До последнего мига — страница 23 из 43

— Расскажи ещё что-нибудь, — попросил он, невольно прижал к себе Ирину, когда услышал, как за стенкой завыл ветер, громыхнул крышей, попытался содрать с неё трубу, но кирпичная тумба трубы была слишком тяжела, и ветер отступил, понёсся, цепляясь за макушки сугробов, дальше по проулку. — На прощанье. А? Мне ведь пора уходить. Мать ждёт. Слушай… — он неожиданно зажёгся одной, внезапно пришедшей в голову мыслью и чуть не сбросил с себя шинель. Но удержался — перед Ириной надо было выглядеть солидным. — Слушай-ка…

— Когда Гудини гастролировал в России, то его на спор заперли в самой мрачной камере Бутырской тюрьмы. Засовы там, говорят, такие, что их задвигать могли только два человека, — это была камера для особо опасных преступников. Проверили жандармы засовы, ухмыльнулись и, довольные, отошли в сторону. Никогда этому тощему итальяшке не одолеть тюремных запоров. Но не успели они сделать и трёх шагов, как дверь камеры распахнулась, и на пороге появился тщедушный итальяшка. Собственной персоной. Потёр руки, пожаловался, что в камере не топят — слишком холодно. Жандармы…

— Там не жандармы были, — поправил Каретников, — скорее, тюремные надзиратели или кто-то из бутырской охраны.

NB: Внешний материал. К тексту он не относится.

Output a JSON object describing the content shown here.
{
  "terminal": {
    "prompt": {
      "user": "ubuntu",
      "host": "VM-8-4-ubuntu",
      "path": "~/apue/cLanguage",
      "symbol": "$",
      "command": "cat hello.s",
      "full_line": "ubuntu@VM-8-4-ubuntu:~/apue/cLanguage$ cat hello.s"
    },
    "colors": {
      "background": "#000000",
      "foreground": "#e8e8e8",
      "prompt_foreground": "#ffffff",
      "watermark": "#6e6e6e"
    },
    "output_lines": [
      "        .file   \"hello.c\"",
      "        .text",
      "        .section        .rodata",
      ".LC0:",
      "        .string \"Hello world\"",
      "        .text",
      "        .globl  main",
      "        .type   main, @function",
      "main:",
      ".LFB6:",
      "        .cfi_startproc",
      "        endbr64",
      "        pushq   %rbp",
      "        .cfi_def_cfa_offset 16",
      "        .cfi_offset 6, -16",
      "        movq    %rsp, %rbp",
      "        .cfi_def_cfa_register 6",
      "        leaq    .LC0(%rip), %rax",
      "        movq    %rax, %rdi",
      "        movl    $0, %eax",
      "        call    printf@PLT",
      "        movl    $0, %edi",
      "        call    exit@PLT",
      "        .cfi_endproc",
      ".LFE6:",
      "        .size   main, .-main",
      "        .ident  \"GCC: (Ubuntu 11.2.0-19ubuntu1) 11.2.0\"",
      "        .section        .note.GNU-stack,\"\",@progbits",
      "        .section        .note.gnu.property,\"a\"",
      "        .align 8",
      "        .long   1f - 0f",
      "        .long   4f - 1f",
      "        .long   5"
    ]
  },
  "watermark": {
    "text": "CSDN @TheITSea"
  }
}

— Всё равно, — Ирина поёжилась под каретниковской рукой, тело её пробила дрожь, и Каретникову захотелось, чтобы часть его тепла, его калорий и энергии перешла к этой девушке, добавила ей хотя бы немного сил. Но то, что умели делать маги, фокусники, прочие профессора цирка, не мог делать Каретников. — Я в этом не разбираюсь. Так вот, говорят, жанд… тюремные надзиратели в обморок попадали. Откачивать пришлось. И все это цирк! Алле… гоп! — она сделала под шинелью движение руками, ударила ладонью о ладонь.

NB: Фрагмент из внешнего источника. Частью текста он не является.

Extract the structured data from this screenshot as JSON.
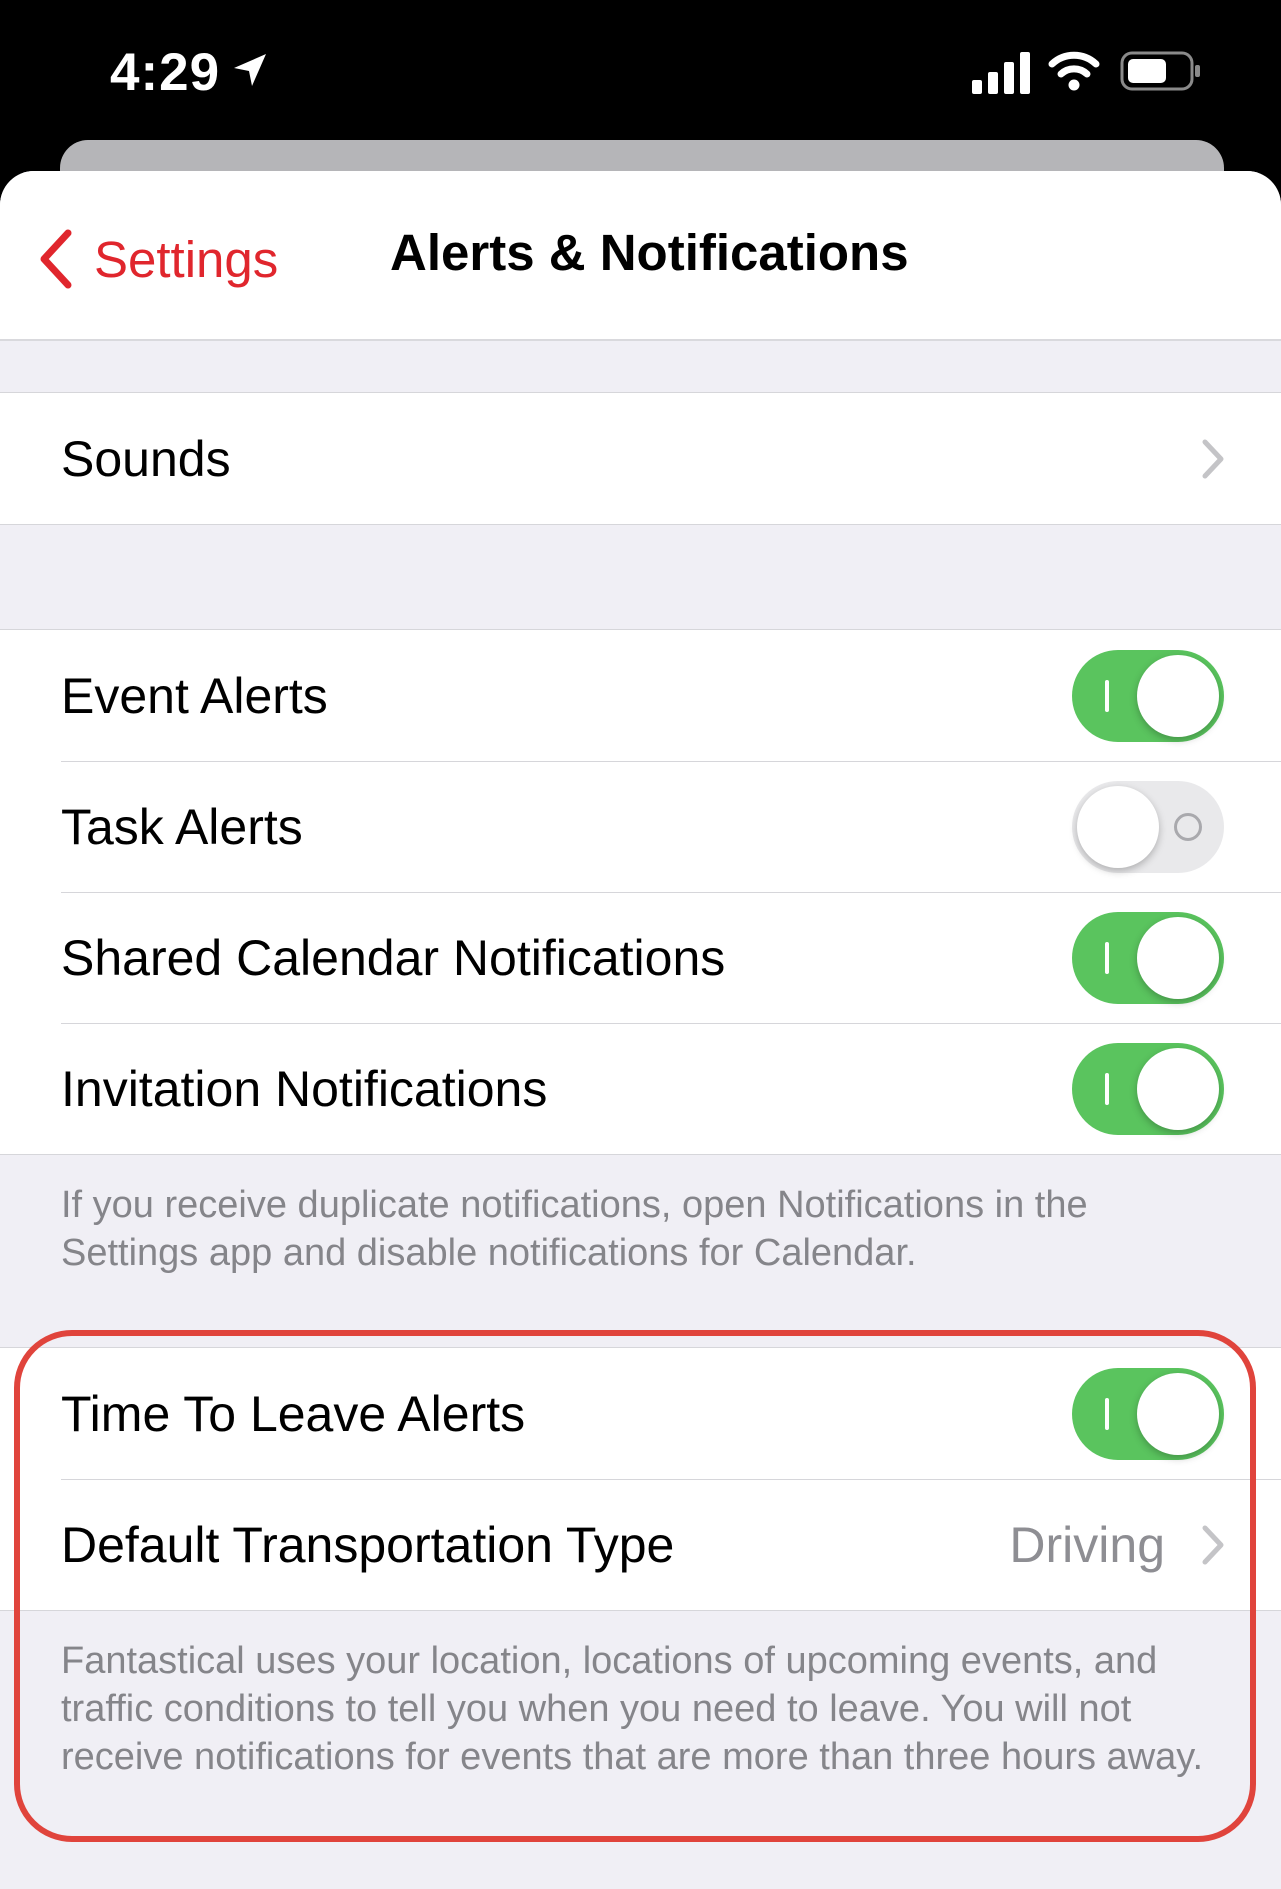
{
  "status_bar": {
    "time": "4:29",
    "location_icon": "location-arrow-icon",
    "signal_icon": "cellular-signal-icon",
    "wifi_icon": "wifi-icon",
    "battery_icon": "battery-icon"
  },
  "nav": {
    "back_label": "Settings",
    "title": "Alerts & Notifications"
  },
  "sounds_group": {
    "sounds_label": "Sounds"
  },
  "alerts_group": {
    "event_alerts": {
      "label": "Event Alerts",
      "enabled": true
    },
    "task_alerts": {
      "label": "Task Alerts",
      "enabled": false
    },
    "shared_calendar": {
      "label": "Shared Calendar Notifications",
      "enabled": true
    },
    "invitation": {
      "label": "Invitation Notifications",
      "enabled": true
    },
    "footnote": "If you receive duplicate notifications, open Notifications in the Settings app and disable notifications for Calendar."
  },
  "leave_group": {
    "time_to_leave": {
      "label": "Time To Leave Alerts",
      "enabled": true
    },
    "transport": {
      "label": "Default Transportation Type",
      "value": "Driving"
    },
    "footnote": "Fantastical uses your location, locations of upcoming events, and traffic conditions to tell you when you need to leave. You will not receive notifications for events that are more than three hours away."
  },
  "colors": {
    "accent": "#e0262d",
    "toggle_on": "#5ac45e",
    "toggle_off": "#e9e9eb",
    "highlight_border": "#e0443c",
    "grouped_background": "#f0eff5"
  }
}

— А сама ты умеешь фокусы показывать? — Каретникову почему-то хотелось, чтобы Ирина обязательно умела показывать фокусы, хотя это всё было вовсе ни к чему: одно дело — история и теория цирка, другое — фокусы, Гарри Гудини, Буатье де Кольт и прочая веселая публика. Что же касается Каретникова, то он, пожалуй, встал бы на сторону Ирининого отца: всё-таки биология, зоология, жизнь растений, зверей, разные премудрости природы, которые надо раскрыть, — более солидная штука, чем цирк. Тут в нём возникло что-то несогласное, он прижал к себе Иринину голову, погладил, как ребенка, по волосам. Сказал: — Нет, не умеешь ты показывать фокусы.

— Не умею, — подтвердила Ирина, — и никогда не научусь. Способностей нет. Хотя фокусникам очень завидую. — Помолчала немного, потом вдруг произнесла горьким тихим голосом: — У меня есть вот что.

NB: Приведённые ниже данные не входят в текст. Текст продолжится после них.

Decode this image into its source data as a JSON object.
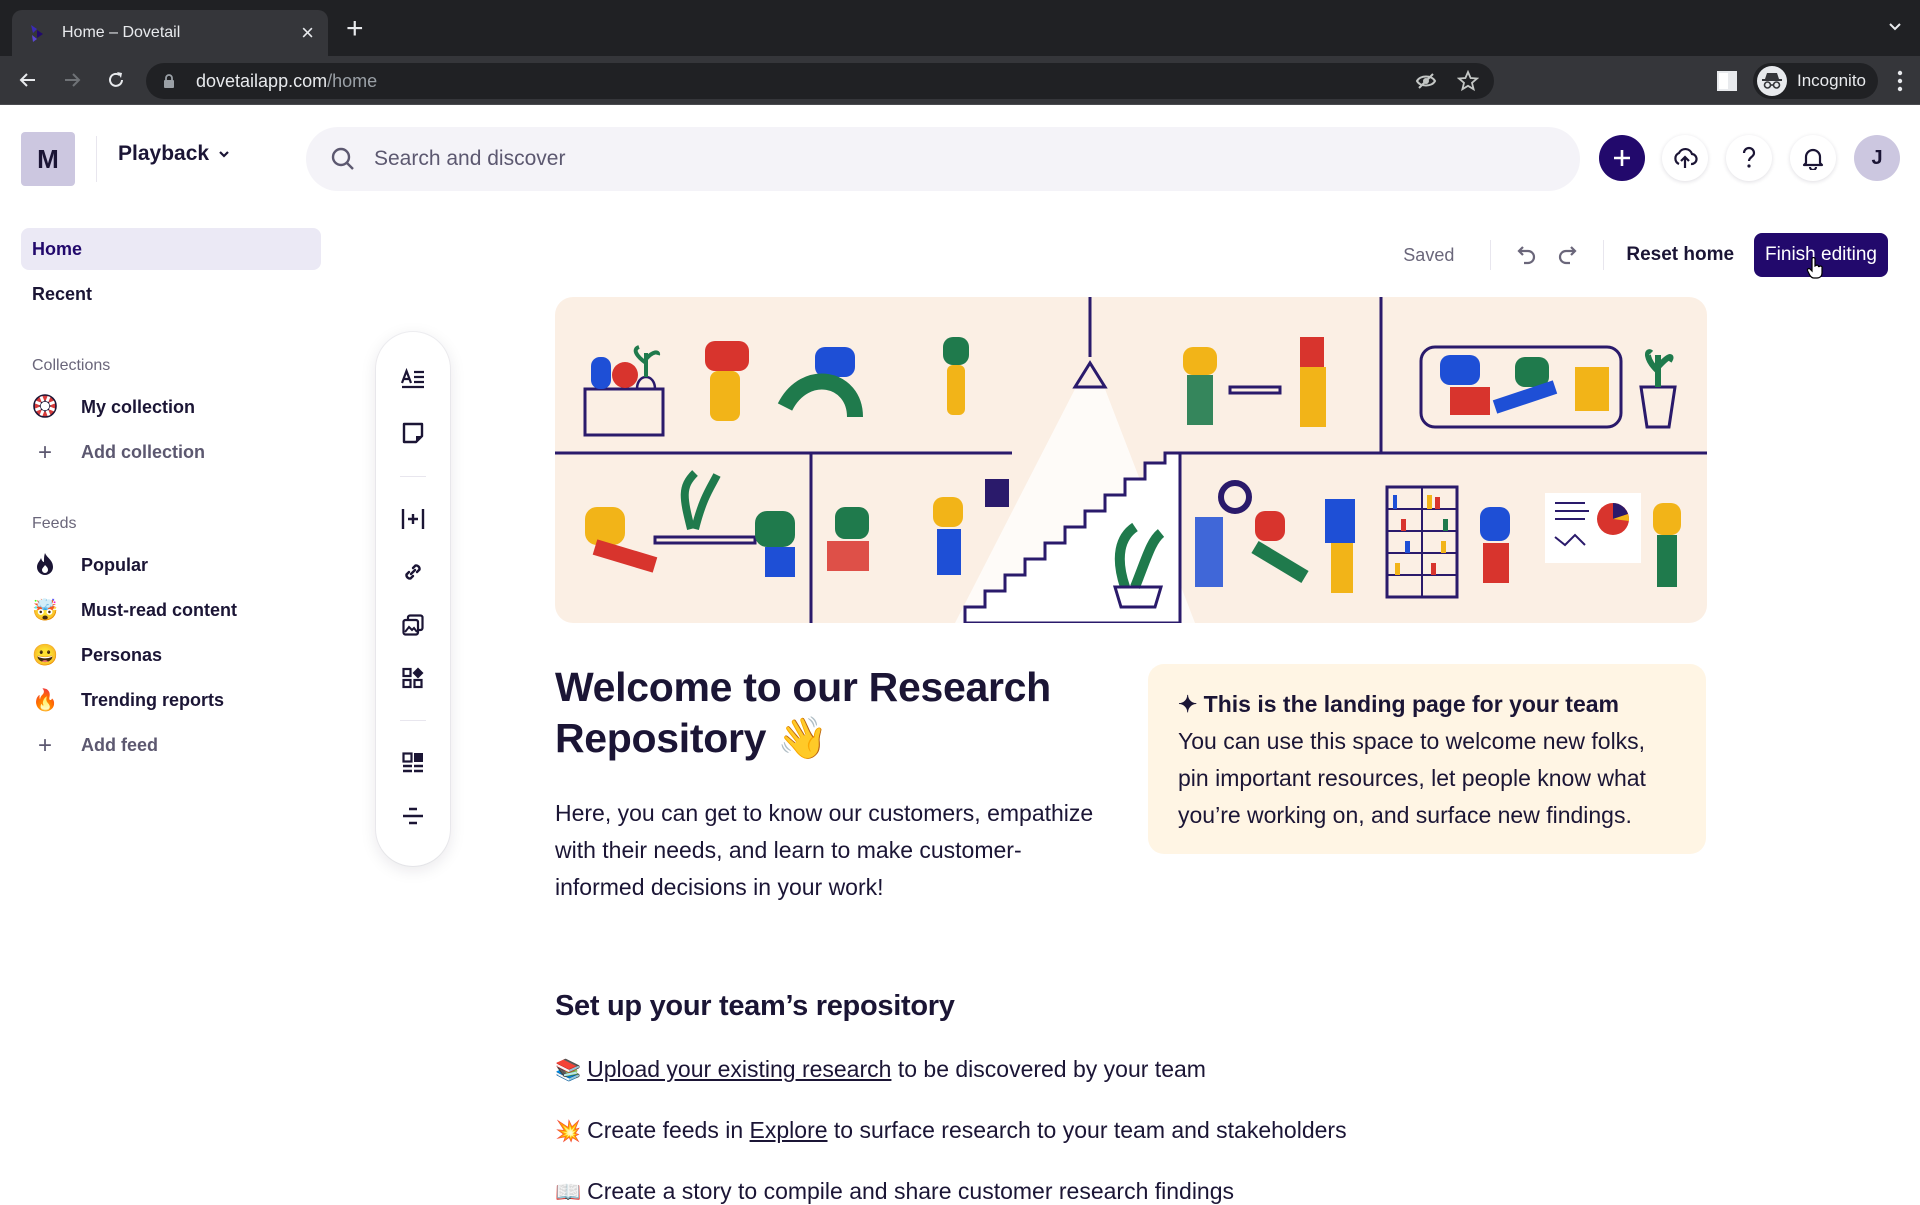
{
  "browser": {
    "tab_title": "Home – Dovetail",
    "new_tab_symbol": "+",
    "close_symbol": "×",
    "url_host": "dovetailapp.com",
    "url_path": "/home",
    "incognito_label": "Incognito"
  },
  "header": {
    "workspace_initial": "M",
    "workspace_name": "Playback",
    "search_placeholder": "Search and discover",
    "user_initial": "J",
    "buttons": [
      "add-icon",
      "upload-cloud-icon",
      "help-icon",
      "bell-icon"
    ]
  },
  "sidebar": {
    "nav": [
      {
        "label": "Home",
        "active": true
      },
      {
        "label": "Recent",
        "active": false
      }
    ],
    "collections_label": "Collections",
    "collections": [
      {
        "emoji": "🛟",
        "label": "My collection"
      }
    ],
    "add_collection": "Add collection",
    "feeds_label": "Feeds",
    "feeds": [
      {
        "emoji": "🔥",
        "label": "Popular",
        "icon": "flame-icon"
      },
      {
        "emoji": "🤯",
        "label": "Must-read content",
        "icon": "exploding-head-icon"
      },
      {
        "emoji": "😀",
        "label": "Personas",
        "icon": "grinning-face-icon"
      },
      {
        "emoji": "🔥",
        "label": "Trending reports",
        "icon": "fire-icon"
      }
    ],
    "add_feed": "Add feed",
    "plus_symbol": "+"
  },
  "toolbar": {
    "blocks": [
      "text-block-icon",
      "note-block-icon",
      "spacer-icon",
      "link-icon",
      "image-icon",
      "widgets-icon",
      "layout-icon",
      "divider-icon"
    ]
  },
  "edit_actions": {
    "status": "Saved",
    "reset_label": "Reset home",
    "finish_label": "Finish editing"
  },
  "content": {
    "title": "Welcome to our Research Repository 👋",
    "body": "Here, you can get to know our customers, empathize with their needs, and learn to make customer-informed decisions in your work!",
    "callout": {
      "title": "✦ This is the landing page for your team",
      "body": "You can use this space to welcome new folks, pin important resources, let people know what you’re working on, and surface new findings."
    },
    "setup_title": "Set up your team’s repository",
    "setup_items": [
      {
        "emoji": "📚",
        "link": "Upload your existing research",
        "pre": "",
        "post": " to be discovered by your team"
      },
      {
        "emoji": "💥",
        "pre": "Create feeds in ",
        "link": "Explore",
        "post": " to surface research to your team and stakeholders"
      },
      {
        "emoji": "📖",
        "pre": "Create a story to compile and share customer research findings",
        "link": "",
        "post": ""
      }
    ]
  },
  "colors": {
    "brand": "#22096c",
    "text": "#1b1535",
    "avatar_bg": "#ccc7e0",
    "active_nav_bg": "#ebe9f5",
    "banner_bg": "#fbefe4",
    "callout_bg": "#fff5e4"
  }
}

Выдернула руку из-под шинели, разжала ладонь, и Каретников увидел небольшую обмеднённую пулю с двумя чёрными колечками, насаженными на посверкивающее, безобидное на вид тельце. Каретников посмотрел на пулю, протёр глаза — к чему пуля этой хрупкой, уставшей от близости смерти девушке?

— Что это? — спросил он, как будто не видел, что это такое. Потрогал пальцами пулю, определяя, разрывная она или нет. Пуля была обычной, литой, неразрывной. У разрывной, когда она ударит, нос бывает развернут на манер изящной каплевидной лопаточки. Каретников видел, какие страшные следы оставляет эта пуля: входное отверстие маленькое, на теле от неё лишь мелкий ожог, а выход — огромный, рваный, невольно вгоняющий в дрожь — упаси господь попасть под удар такой пули: враз на тот свет отправит. — Немецкая пуля-то.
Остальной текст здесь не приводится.